Dr. Iwashyna's early contribution provided compelling causal evidence of how sepsis creates enduring disability and cognitive impairment in survivors. Since then, he and his lab have focused on theorizing and empirically assessing the ways in which acute serious illness causes long-term consequences, and identifying potential targets for interventions to prevent, remediate, or ameliorate (via adaptation) those consequences for patients, their families, and their health systems.

In sepsis, for example, Dr. Iwashyna's more recent work has involved: (a) that one-third of inpatient deaths in the US are in sepsis patients, predominantly present on admission; (b) that 1 in 5 apparent survivors of sepsis will die in the following two years, and these late deaths are not explained by sepsis patients’ pre-illness comorbidities, disability, wealth, or social support; (c) developing new, “Big Data” approaches with the CDC and VA to measure sepsis that are more resistant to bias; (d) identifying specific diseases for which sepsis survivors are at disproportionate risk; and (e) integrating these long-term outcomes into large NIH-sponsored and international randomized clinical trials.

A central focus of Dr. Iwashyna's work is the effective training of young clinicians to become clinician scientists.

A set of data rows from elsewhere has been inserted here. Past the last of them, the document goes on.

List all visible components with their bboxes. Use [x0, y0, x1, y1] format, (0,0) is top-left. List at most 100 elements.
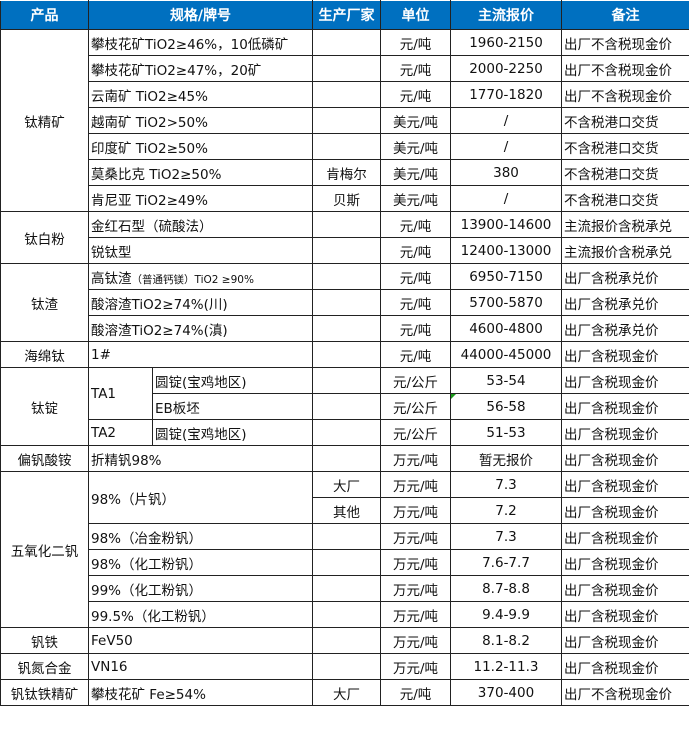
- spec-cell: 折精钒98%: [88, 445, 313, 472]
- note-cell: 出厂不含税现金价: [561, 55, 689, 82]
- spec-cell: 云南矿 TiO2≥45%: [88, 81, 313, 108]
- table-row: 肯尼亚 TiO2≥49% 贝斯 美元/吨 / 不含税港口交货: [1, 185, 689, 212]
- unit-cell: 元/公斤: [380, 419, 451, 446]
- table-row: 99.5%（化工粉钒） 万元/吨 9.4-9.9 出厂含税现金价: [1, 601, 689, 628]
- maker-cell: [312, 341, 381, 368]
- note-cell: 出厂含税现金价: [561, 445, 689, 472]
- table-row: 钛锭 TA1 圆锭(宝鸡地区) 元/公斤 53-54 出厂含税现金价: [0, 367, 689, 446]
- note-cell: 出厂含税现金价: [561, 549, 689, 576]
- spec-cell: 酸溶渣TiO2≥74%(川): [88, 289, 313, 316]
- spec-cell: FeV50: [88, 627, 313, 654]
- unit-cell: 元/吨: [380, 81, 451, 108]
- unit-cell: 美元/吨: [380, 107, 451, 134]
- table-row: 莫桑比克 TiO2≥50% 肯梅尔 美元/吨 380 不含税港口交货: [1, 159, 689, 186]
- maker-cell: [312, 367, 381, 394]
- note-cell: 不含税港口交货: [561, 185, 689, 212]
- unit-cell: 元/吨: [380, 263, 451, 290]
- unit-cell: 元/吨: [380, 237, 451, 264]
- price-cell: /: [450, 133, 562, 160]
- header-product: 产品: [0, 0, 89, 30]
- table-row: 五氧化二钒 98%（片钒） 大厂 万元/吨 7.3 出厂含税现金价: [0, 471, 689, 628]
- maker-cell: 大厂: [312, 471, 381, 498]
- price-cell: 7.6-7.7: [450, 549, 562, 576]
- note-cell: 出厂含税承兑价: [561, 289, 689, 316]
- unit-cell: 美元/吨: [380, 133, 451, 160]
- unit-cell: 元/吨: [380, 679, 451, 706]
- spec-cell: 锐钛型: [88, 237, 313, 264]
- maker-cell: [312, 29, 381, 56]
- maker-cell: 其他: [312, 497, 381, 524]
- price-cell: 2000-2250: [450, 55, 562, 82]
- unit-cell: 美元/吨: [380, 185, 451, 212]
- maker-cell: 贝斯: [312, 185, 381, 212]
- table-row: 越南矿 TiO2>50% 美元/吨 / 不含税港口交货: [1, 107, 689, 134]
- unit-cell: 万元/吨: [380, 471, 451, 498]
- table-row: 攀枝花矿TiO2≥47%，20矿 元/吨 2000-2250 出厂不含税现金价: [1, 55, 689, 82]
- note-cell: 出厂含税现金价: [561, 601, 689, 628]
- header-spec: 规格/牌号: [88, 0, 313, 30]
- unit-cell: 元/吨: [380, 211, 451, 238]
- unit-cell: 元/吨: [380, 341, 451, 368]
- maker-cell: [312, 237, 381, 264]
- price-cell: 7.3: [450, 471, 562, 498]
- price-cell: 53-54: [450, 367, 562, 394]
- table-row: 钛渣 高钛渣（普通钙镁）TiO2 ≥90% 元/吨 6950-7150 出厂含税承兑价: [0, 263, 689, 342]
- product-cell: 钛渣: [0, 263, 89, 342]
- price-table: 产品 规格/牌号 生产厂家 单位 主流报价 备注 钛精矿 攀枝花矿TiO2≥46%…: [0, 0, 689, 706]
- maker-cell: [312, 211, 381, 238]
- spec-cell: 99%（化工粉钒）: [88, 575, 313, 602]
- price-cell: 9.4-9.9: [450, 601, 562, 628]
- maker-cell: [312, 601, 381, 628]
- table-row: 海绵钛 1# 元/吨 44000-45000 出厂含税现金价: [0, 341, 689, 368]
- grade-cell: TA2: [88, 419, 153, 446]
- maker-cell: [312, 289, 381, 316]
- table-row: 钛精矿 攀枝花矿TiO2≥46%，10低磷矿 元/吨 1960-2150 出厂不含税现金…: [0, 29, 689, 212]
- maker-cell: [312, 107, 381, 134]
- header-row: 产品 规格/牌号 生产厂家 单位 主流报价 备注: [0, 0, 689, 30]
- spec-cell: 98%（冶金粉钒）: [88, 523, 313, 550]
- price-cell: 7.3: [450, 523, 562, 550]
- spec-cell: 酸溶渣TiO2≥74%(滇): [88, 315, 313, 342]
- maker-cell: [312, 627, 381, 654]
- table-row: 偏钒酸铵 折精钒98% 万元/吨 暂无报价 出厂含税现金价: [0, 445, 689, 472]
- unit-cell: 万元/吨: [380, 523, 451, 550]
- maker-cell: [312, 653, 381, 680]
- spec-cell: 肯尼亚 TiO2≥49%: [88, 185, 313, 212]
- price-cell: 8.1-8.2: [450, 627, 562, 654]
- note-cell: 主流报价含税承兑: [561, 211, 689, 238]
- unit-cell: 元/吨: [380, 315, 451, 342]
- unit-cell: 元/吨: [380, 29, 451, 56]
- maker-cell: [312, 315, 381, 342]
- unit-cell: 万元/吨: [380, 627, 451, 654]
- product-cell: 钛白粉: [0, 211, 89, 264]
- table-row: 云南矿 TiO2≥45% 元/吨 1770-1820 出厂不含税现金价: [1, 81, 689, 108]
- maker-cell: [312, 263, 381, 290]
- price-cell: 11.2-11.3: [450, 653, 562, 680]
- table-row: 98%（冶金粉钒） 万元/吨 7.3 出厂含税现金价: [1, 523, 689, 550]
- note-cell: 出厂含税现金价: [561, 471, 689, 498]
- maker-cell: 肯梅尔: [312, 159, 381, 186]
- note-cell: 主流报价含税承兑: [561, 237, 689, 264]
- table-row: 钒铁 FeV50 万元/吨 8.1-8.2 出厂含税现金价: [0, 627, 689, 654]
- note-cell: 出厂含税现金价: [561, 393, 689, 420]
- spec-cell: EB板坯: [152, 393, 313, 420]
- product-cell: 钒氮合金: [0, 653, 89, 680]
- note-cell: 出厂含税承兑价: [561, 315, 689, 342]
- spec-cell: 高钛渣（普通钙镁）TiO2 ≥90%: [88, 263, 313, 290]
- product-cell: 钒铁: [0, 627, 89, 654]
- table-row: 酸溶渣TiO2≥74%(川) 元/吨 5700-5870 出厂含税承兑价: [1, 289, 689, 316]
- header-note: 备注: [561, 0, 689, 30]
- maker-cell: [312, 419, 381, 446]
- maker-cell: [312, 393, 381, 420]
- maker-cell: [312, 133, 381, 160]
- note-cell: 出厂不含税现金价: [561, 29, 689, 56]
- spec-cell: 圆锭(宝鸡地区): [152, 419, 313, 446]
- header-unit: 单位: [380, 0, 451, 30]
- price-cell: 12400-13000: [450, 237, 562, 264]
- spec-detail: （普通钙镁）TiO2 ≥90%: [131, 273, 254, 286]
- spec-cell: 越南矿 TiO2>50%: [88, 107, 313, 134]
- price-cell: 44000-45000: [450, 341, 562, 368]
- unit-cell: 元/吨: [380, 55, 451, 82]
- table-row: TA2 圆锭(宝鸡地区) 元/公斤 51-53 出厂含税现金价: [1, 419, 689, 446]
- price-cell: 6950-7150: [450, 263, 562, 290]
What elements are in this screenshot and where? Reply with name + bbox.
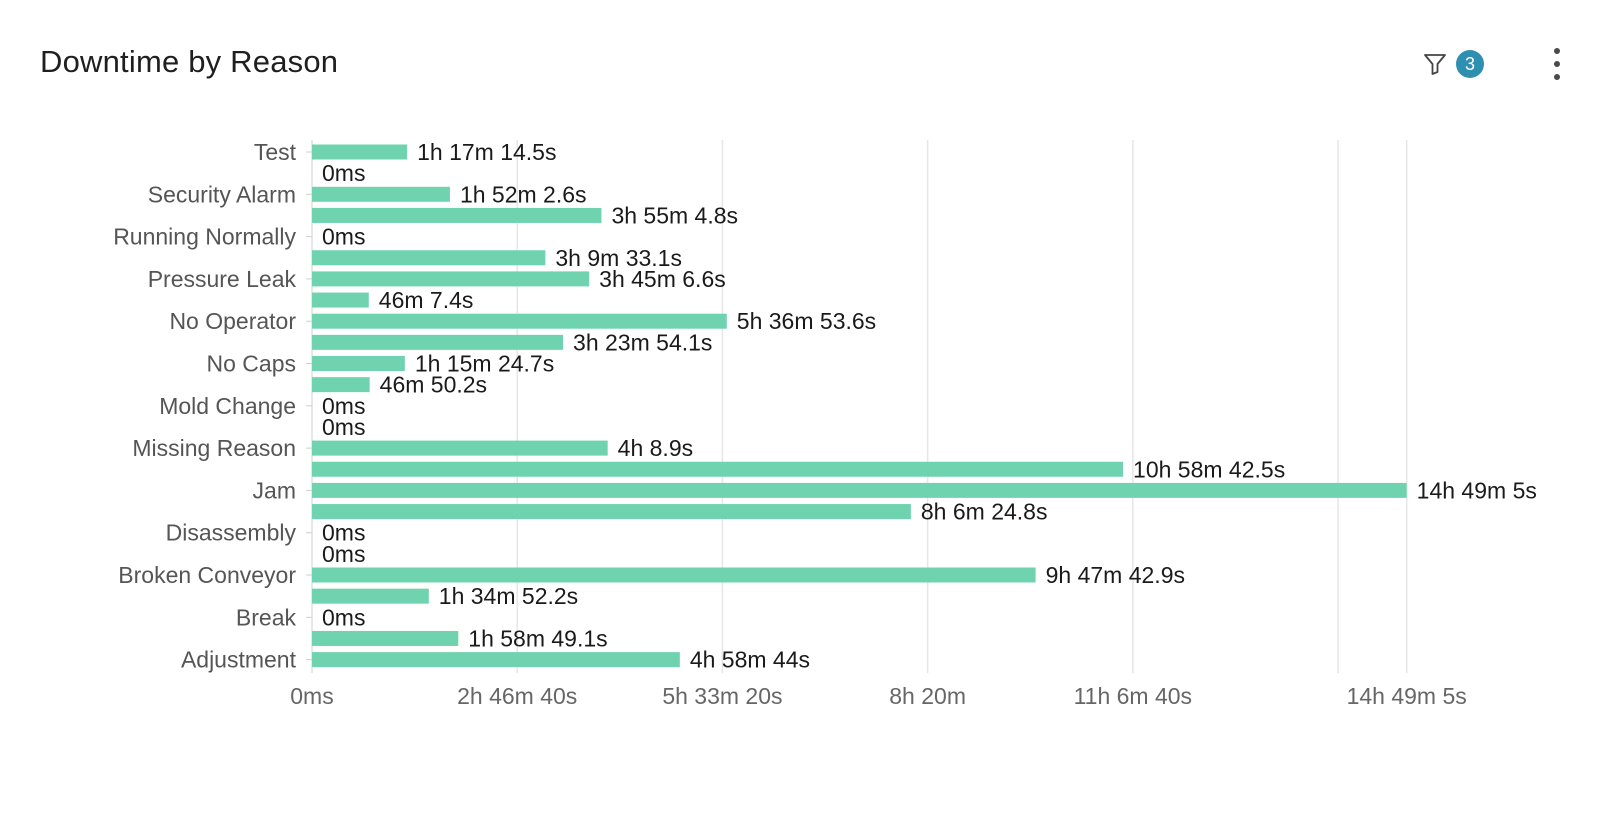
x-tick-label: 14h 49m 5s: [1347, 683, 1467, 709]
bar: [312, 630, 459, 646]
bar: [312, 567, 1036, 583]
bar: [312, 356, 405, 371]
bar: [312, 186, 450, 202]
bar-value-label: 0ms: [322, 414, 365, 440]
x-tick-label: 8h 20m: [889, 683, 966, 709]
filter-count-badge: 3: [1456, 50, 1484, 78]
bar-value-label: 5h 36m 53.6s: [737, 308, 876, 334]
chart-title: Downtime by Reason: [40, 44, 339, 79]
bar: [312, 271, 590, 287]
bar-value-label: 0ms: [322, 160, 365, 186]
kebab-menu-icon[interactable]: [1542, 44, 1572, 84]
bar-value-label: 10h 58m 42.5s: [1133, 456, 1285, 482]
bar: [312, 440, 608, 456]
bar-value-label: 0ms: [322, 224, 365, 250]
bar-value-label: 0ms: [322, 541, 365, 567]
category-label: No Operator: [169, 308, 296, 334]
bar-value-label: 1h 52m 2.6s: [460, 181, 587, 207]
bar-value-label: 3h 23m 54.1s: [573, 329, 712, 355]
bar: [312, 461, 1124, 477]
bar-value-label: 3h 9m 33.1s: [555, 245, 682, 271]
bar-value-label: 0ms: [322, 604, 365, 630]
bar: [312, 377, 370, 393]
bar-value-label: 4h 8.9s: [618, 435, 693, 461]
bar: [312, 588, 429, 604]
filter-icon: [1424, 54, 1446, 75]
category-label: Adjustment: [181, 647, 297, 673]
category-label: Pressure Leak: [148, 266, 297, 292]
category-label: Missing Reason: [132, 435, 296, 461]
bar-value-label: 1h 17m 14.5s: [417, 139, 556, 165]
bar-value-label: 0ms: [322, 393, 365, 419]
x-tick-label: 11h 6m 40s: [1074, 683, 1192, 709]
bar-value-label: 8h 6m 24.8s: [921, 499, 1048, 525]
category-label: Running Normally: [113, 224, 296, 250]
x-tick-label: 5h 33m 20s: [662, 683, 782, 709]
bar: [312, 504, 911, 520]
filter-button[interactable]: 3: [1422, 50, 1484, 78]
category-label: No Caps: [207, 351, 296, 377]
bar-value-label: 3h 55m 4.8s: [611, 202, 738, 228]
bar: [312, 482, 1407, 498]
category-label: Break: [236, 604, 297, 630]
bar-value-label: 46m 7.4s: [379, 287, 474, 313]
bar: [312, 313, 727, 329]
category-label: Broken Conveyor: [118, 562, 296, 588]
bar-value-label: 1h 58m 49.1s: [468, 625, 607, 651]
bar-value-label: 1h 15m 24.7s: [415, 351, 554, 377]
category-label: Mold Change: [159, 393, 296, 419]
x-tick-label: 2h 46m 40s: [457, 683, 577, 709]
bar-value-label: 4h 58m 44s: [690, 647, 810, 673]
bar: [312, 144, 408, 160]
bar: [312, 652, 680, 668]
bar: [312, 334, 564, 350]
bar: [312, 207, 602, 223]
category-label: Disassembly: [166, 520, 297, 546]
bar-value-label: 46m 50.2s: [380, 372, 487, 398]
category-label: Test: [254, 139, 297, 165]
bar: [312, 292, 369, 308]
bar: [312, 250, 546, 266]
bar-value-label: 9h 47m 42.9s: [1046, 562, 1185, 588]
x-tick-label: 0ms: [290, 683, 333, 709]
bar-value-label: 14h 49m 5s: [1417, 477, 1537, 503]
chart-toolbar: 3: [1422, 44, 1572, 84]
bar-value-label: 0ms: [322, 520, 365, 546]
category-label: Jam: [253, 477, 296, 503]
category-label: Security Alarm: [148, 181, 296, 207]
bar-value-label: 1h 34m 52.2s: [439, 583, 578, 609]
bar-value-label: 3h 45m 6.6s: [599, 266, 726, 292]
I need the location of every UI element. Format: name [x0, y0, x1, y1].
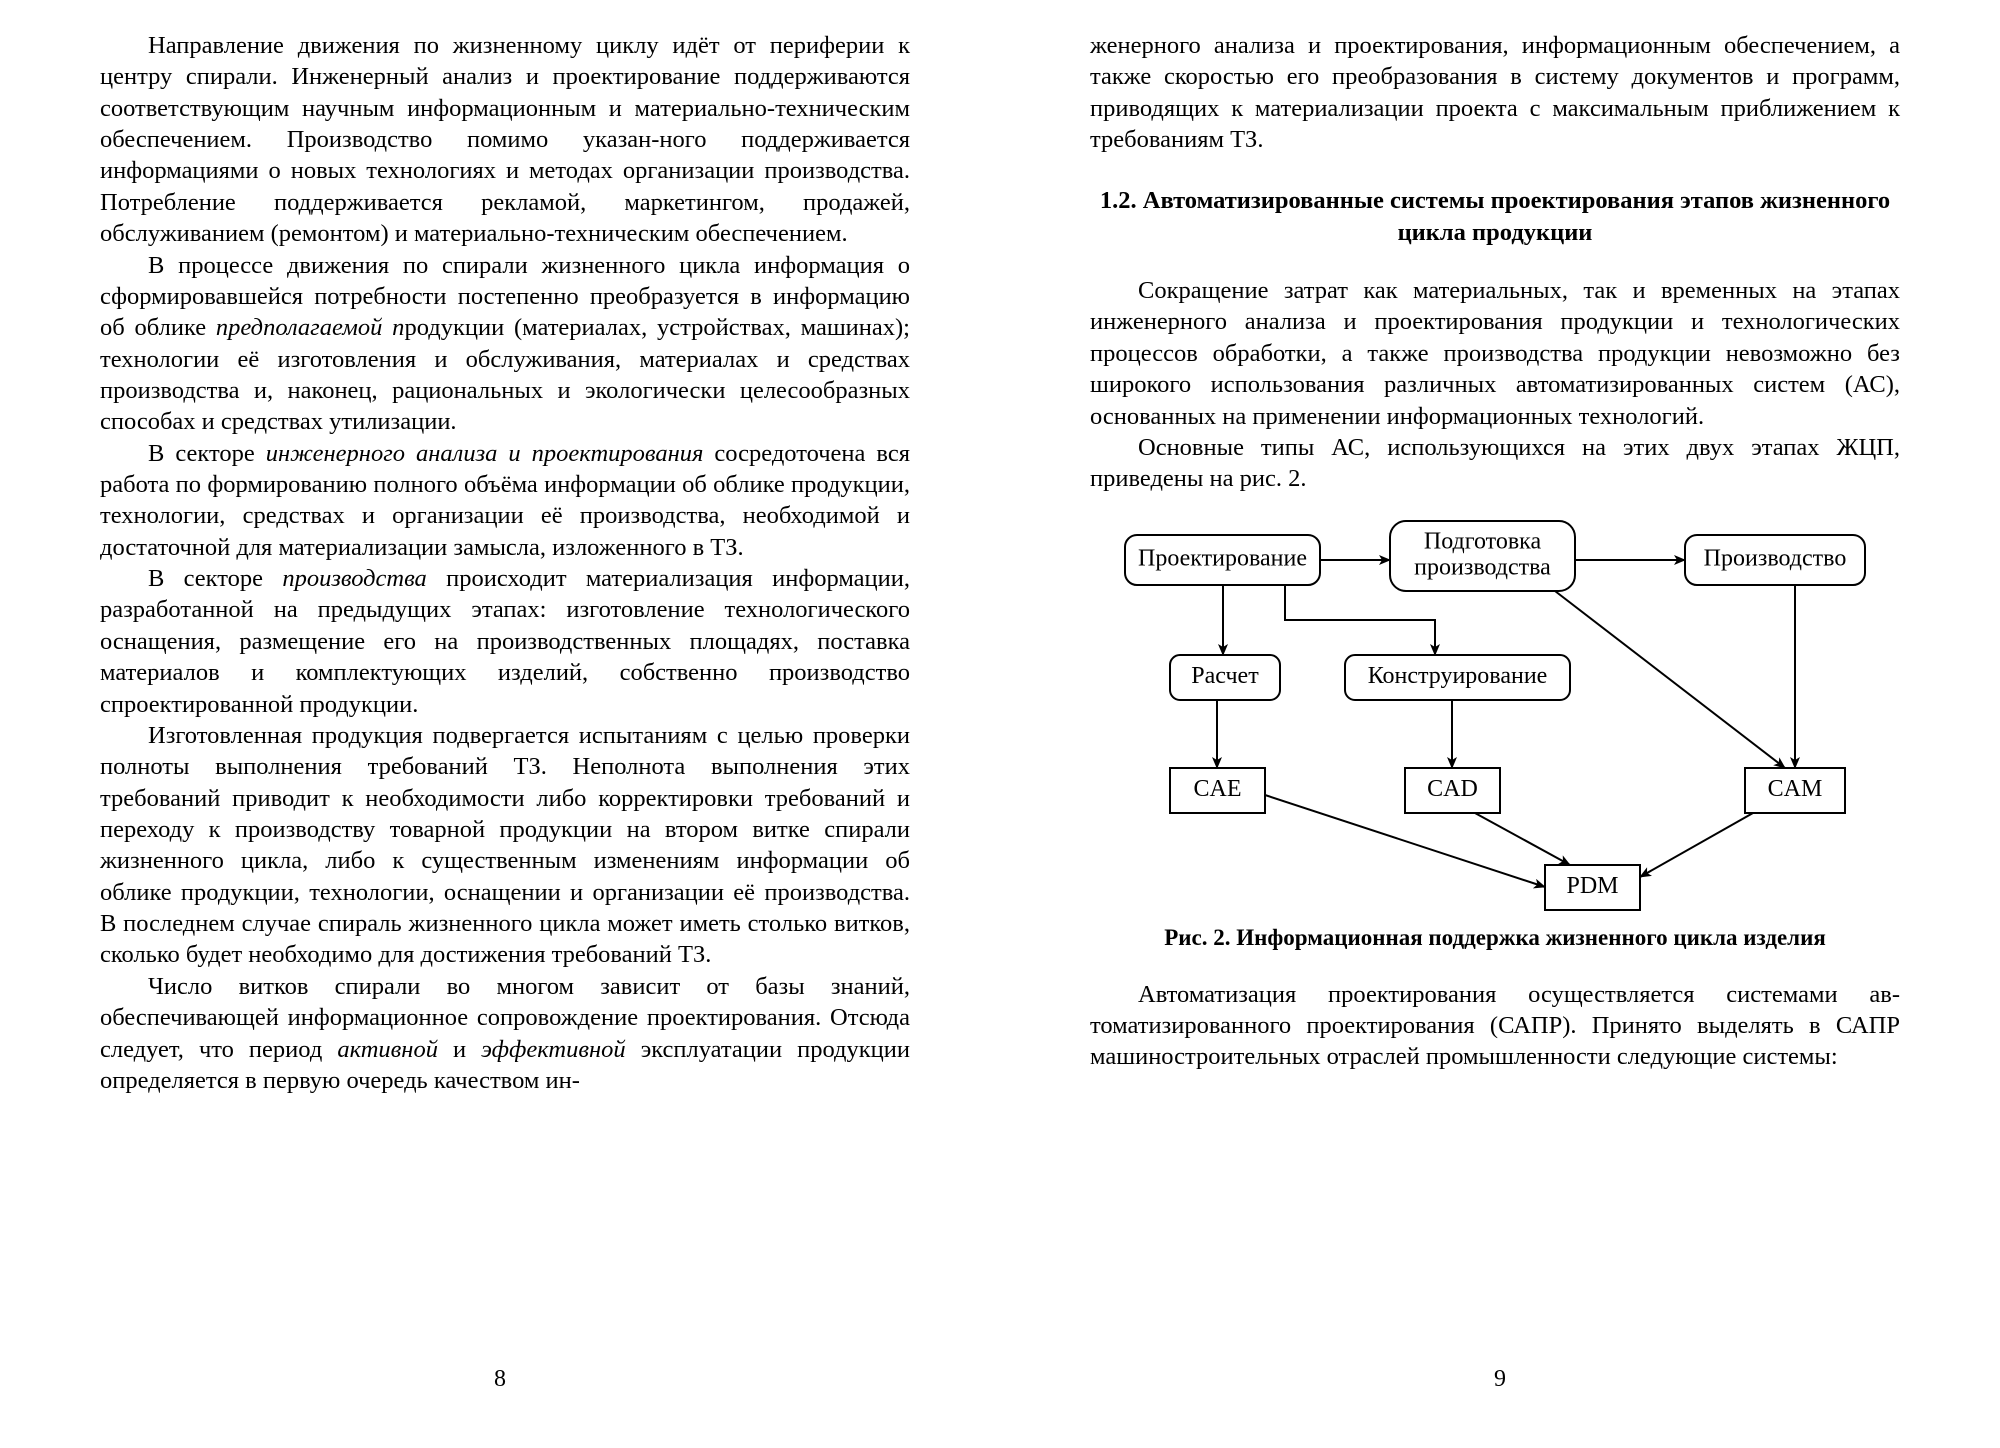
- body-paragraph: Изготовленная продукция подвергается исп…: [100, 720, 910, 971]
- body-paragraph: Направление движения по жизненному циклу…: [100, 30, 910, 250]
- node-label-prep: производства: [1414, 554, 1551, 580]
- left-text-block: Направление движения по жизненному циклу…: [100, 30, 910, 1096]
- continuation-paragraph: женерного анализа и проектирования, инфо…: [1090, 30, 1900, 155]
- node-label-pdm: PDM: [1566, 873, 1618, 899]
- body-paragraph: В процессе движения по спирали жизненног…: [100, 250, 910, 438]
- italic-run: предполагаемой п: [216, 314, 405, 341]
- node-label-cae: CAE: [1194, 776, 1242, 802]
- node-label-prod: Производство: [1704, 545, 1847, 571]
- book-spread: Направление движения по жизненному циклу…: [0, 0, 2000, 1448]
- figure-2: Проектирование Подготовкапроизводства Прои…: [1115, 515, 1875, 915]
- edge-cam-pdm: [1640, 813, 1753, 877]
- flowchart-svg: Проектирование Подготовкапроизводства Прои…: [1115, 515, 1875, 915]
- edge-prep-cam: [1555, 591, 1785, 768]
- node-label-design: Проектирование: [1138, 545, 1307, 571]
- body-paragraph: Число витков спирали во многом зависит о…: [100, 971, 910, 1096]
- node-label-calc: Расчет: [1191, 663, 1259, 689]
- italic-run: инженерного анализа и проектирования: [266, 440, 704, 467]
- body-paragraph: В секторе инженерного анализа и проектир…: [100, 438, 910, 563]
- edge-design-constr_entry: [1285, 585, 1435, 655]
- right-text-block-2: Автоматизация проектирования осуществляе…: [1090, 979, 1900, 1073]
- node-label-cam: CAM: [1768, 776, 1823, 802]
- body-paragraph: В секторе производства происходит матери…: [100, 563, 910, 720]
- page-number-right: 9: [1000, 1366, 2000, 1393]
- italic-run: эффективной: [481, 1036, 626, 1063]
- page-number-left: 8: [0, 1366, 1000, 1393]
- node-label-constr: Конструирование: [1368, 663, 1548, 689]
- page-left: Направление движения по жизненному циклу…: [0, 0, 1000, 1448]
- node-label-cad: CAD: [1427, 776, 1478, 802]
- body-paragraph: Автоматизация проектирования осуществляе…: [1090, 979, 1900, 1073]
- body-paragraph: Основные типы АС, использующихся на этих…: [1090, 432, 1900, 495]
- right-text-block-1: Сокращение затрат как материальных, так …: [1090, 275, 1900, 495]
- section-heading: 1.2. Автоматизированные системы проектир…: [1090, 185, 1900, 249]
- page-right: женерного анализа и проектирования, инфо…: [1000, 0, 2000, 1448]
- figure-caption: Рис. 2. Информационная поддержка жизненн…: [1090, 925, 1900, 951]
- body-paragraph: Сокращение затрат как материальных, так …: [1090, 275, 1900, 432]
- italic-run: активной: [337, 1036, 438, 1063]
- node-label-prep: Подготовка: [1424, 528, 1542, 554]
- italic-run: производства: [282, 565, 426, 592]
- edge-cad-pdm: [1475, 813, 1570, 865]
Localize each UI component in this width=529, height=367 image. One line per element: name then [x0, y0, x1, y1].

Thus he co-directs the University of Michigan’s National Clinician Scholars Program. He also leads a new NHLBI-funded K12 program, Training to Advance Care Through Implementation Science in Cardiac and Lung Illnesses (TACTICAL). His mentees include physicians, nurses, pharmacists, and disciplinary graduate students. Together they have active programs of social scientific, health services, and clinical epidemiologic research in sepsis, the acute respiratory distress syndrome, cardiac arrest, and persistent critical illness. Together, they use tools including large population data bases; granular physiologic data extracted from electronic health records; directly administered surveys; primary patient recruitment in to clinical trials; direct physiologic measurements; focus groups; and interviews—unified by a focus on rigorous methods and bedside relevance.